En sous-tirant son album Voyage imaginaire dans les ruines de Detroit, la référence est claire pour Sylvain Daniel et son Palimpseste. S'inspirant des photographies de Romain Meffre et Yves Marchand, le bassiste qui n'a jamais mis les pieds dans la Motor City, a réécrit une ville de toutes pièces dans son imaginaire musical. Contrairement aux albums de l'ONJ dirigé par Olivier Benoit dont il fait partie et dont les concepts ciblés sur des capitales (Paris, Berlin, Rome, Oslo) m'apparurent comme des prétextes capillotractés, il réussit son Detroit par transposition fantasmatique. Ni vraiment techno, ni si soul, l'ambiance est pourtant là. Sylvan Daniel le doit probablement à la place prédominante de la basse électrique autour de laquelle s'échafaudent les pièces, plus construites que le sous-titre ne le laisse supposer ! Le saxophoniste ténor Laurent Bardainne, le pianiste Manuel Peskine et le batteur Matthieu Penot font tourner les chaînes de montage comme si l'industrie était toujours en activité.
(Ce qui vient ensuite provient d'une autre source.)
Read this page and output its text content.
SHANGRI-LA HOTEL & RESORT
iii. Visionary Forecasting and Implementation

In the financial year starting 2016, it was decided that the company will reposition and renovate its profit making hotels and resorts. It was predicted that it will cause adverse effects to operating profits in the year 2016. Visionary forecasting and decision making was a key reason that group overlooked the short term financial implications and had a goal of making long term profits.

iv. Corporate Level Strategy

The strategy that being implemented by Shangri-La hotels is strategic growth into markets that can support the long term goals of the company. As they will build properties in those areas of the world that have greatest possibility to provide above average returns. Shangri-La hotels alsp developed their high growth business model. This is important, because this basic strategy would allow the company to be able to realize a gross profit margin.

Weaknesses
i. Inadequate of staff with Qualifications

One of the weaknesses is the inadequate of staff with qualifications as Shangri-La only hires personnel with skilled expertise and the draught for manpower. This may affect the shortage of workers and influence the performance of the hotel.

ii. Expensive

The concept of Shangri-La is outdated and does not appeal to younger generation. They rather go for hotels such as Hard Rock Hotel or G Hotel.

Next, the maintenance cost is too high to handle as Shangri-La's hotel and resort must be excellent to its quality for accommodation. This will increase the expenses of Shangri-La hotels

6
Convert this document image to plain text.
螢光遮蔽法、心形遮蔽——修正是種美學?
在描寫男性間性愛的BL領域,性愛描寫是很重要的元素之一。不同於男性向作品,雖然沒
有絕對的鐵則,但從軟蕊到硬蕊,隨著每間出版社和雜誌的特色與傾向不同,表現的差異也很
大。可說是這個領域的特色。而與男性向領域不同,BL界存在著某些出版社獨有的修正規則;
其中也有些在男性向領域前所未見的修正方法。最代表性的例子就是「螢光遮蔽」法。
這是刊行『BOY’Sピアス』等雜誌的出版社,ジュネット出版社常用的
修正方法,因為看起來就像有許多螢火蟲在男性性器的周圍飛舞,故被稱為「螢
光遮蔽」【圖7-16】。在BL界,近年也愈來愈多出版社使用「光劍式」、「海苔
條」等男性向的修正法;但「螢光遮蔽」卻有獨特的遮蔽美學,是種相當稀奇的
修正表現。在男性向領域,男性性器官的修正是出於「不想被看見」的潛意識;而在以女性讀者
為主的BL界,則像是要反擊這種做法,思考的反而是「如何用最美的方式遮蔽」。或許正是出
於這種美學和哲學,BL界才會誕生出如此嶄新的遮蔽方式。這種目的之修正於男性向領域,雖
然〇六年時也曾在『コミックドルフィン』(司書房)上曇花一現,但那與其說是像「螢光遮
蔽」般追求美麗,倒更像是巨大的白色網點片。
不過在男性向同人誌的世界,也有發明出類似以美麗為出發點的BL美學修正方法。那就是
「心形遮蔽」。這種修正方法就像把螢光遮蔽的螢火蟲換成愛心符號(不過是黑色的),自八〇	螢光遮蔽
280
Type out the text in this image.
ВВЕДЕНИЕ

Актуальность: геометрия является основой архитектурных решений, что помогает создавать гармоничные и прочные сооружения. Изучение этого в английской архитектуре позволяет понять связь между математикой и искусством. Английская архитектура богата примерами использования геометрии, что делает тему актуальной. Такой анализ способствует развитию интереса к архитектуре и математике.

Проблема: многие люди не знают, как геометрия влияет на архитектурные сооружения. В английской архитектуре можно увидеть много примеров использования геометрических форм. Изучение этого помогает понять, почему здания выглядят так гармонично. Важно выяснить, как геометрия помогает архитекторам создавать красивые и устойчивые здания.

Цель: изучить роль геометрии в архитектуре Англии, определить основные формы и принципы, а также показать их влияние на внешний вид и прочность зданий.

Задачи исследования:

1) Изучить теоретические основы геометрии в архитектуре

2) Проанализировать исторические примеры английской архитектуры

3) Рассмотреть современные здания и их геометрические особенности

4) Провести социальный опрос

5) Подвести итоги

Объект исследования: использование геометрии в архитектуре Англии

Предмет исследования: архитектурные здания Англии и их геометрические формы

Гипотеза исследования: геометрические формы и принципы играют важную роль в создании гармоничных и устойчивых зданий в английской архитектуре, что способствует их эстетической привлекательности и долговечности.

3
Rebel Diwana, le plus rock des trois albums, est un tournant dans le travail de Titi Robin, entièrement électrique, avec claviers (Nicholas Vella), basse (Natalino Neto) et batterie (Arthur Alard). Le guitariste devient chanteur de rock à la voix caverneuse et celle de l'Indien Shuheb Hassan s'envole en volutes psychédéliques, nous rappelant les influences de l'Asie Centrale et du Rajasthan dans la musique de l'Angevin. Le virtuose du sarangi Murad Ali Khan imprime ses couleurs exotiques aux rythmes planants du nouveau groupe. Si les textes de Robin sont souvent sombres, déclamés par lui-même ou chantés en hindi par Hassan, la musique est entraînante, retour aux sources d'une pop que les jeunes refusent de dater comme ancienne parce qu'elle véhicule toujours un romantisme adolescent qui refuse la perte des illusions des années 60 et 70.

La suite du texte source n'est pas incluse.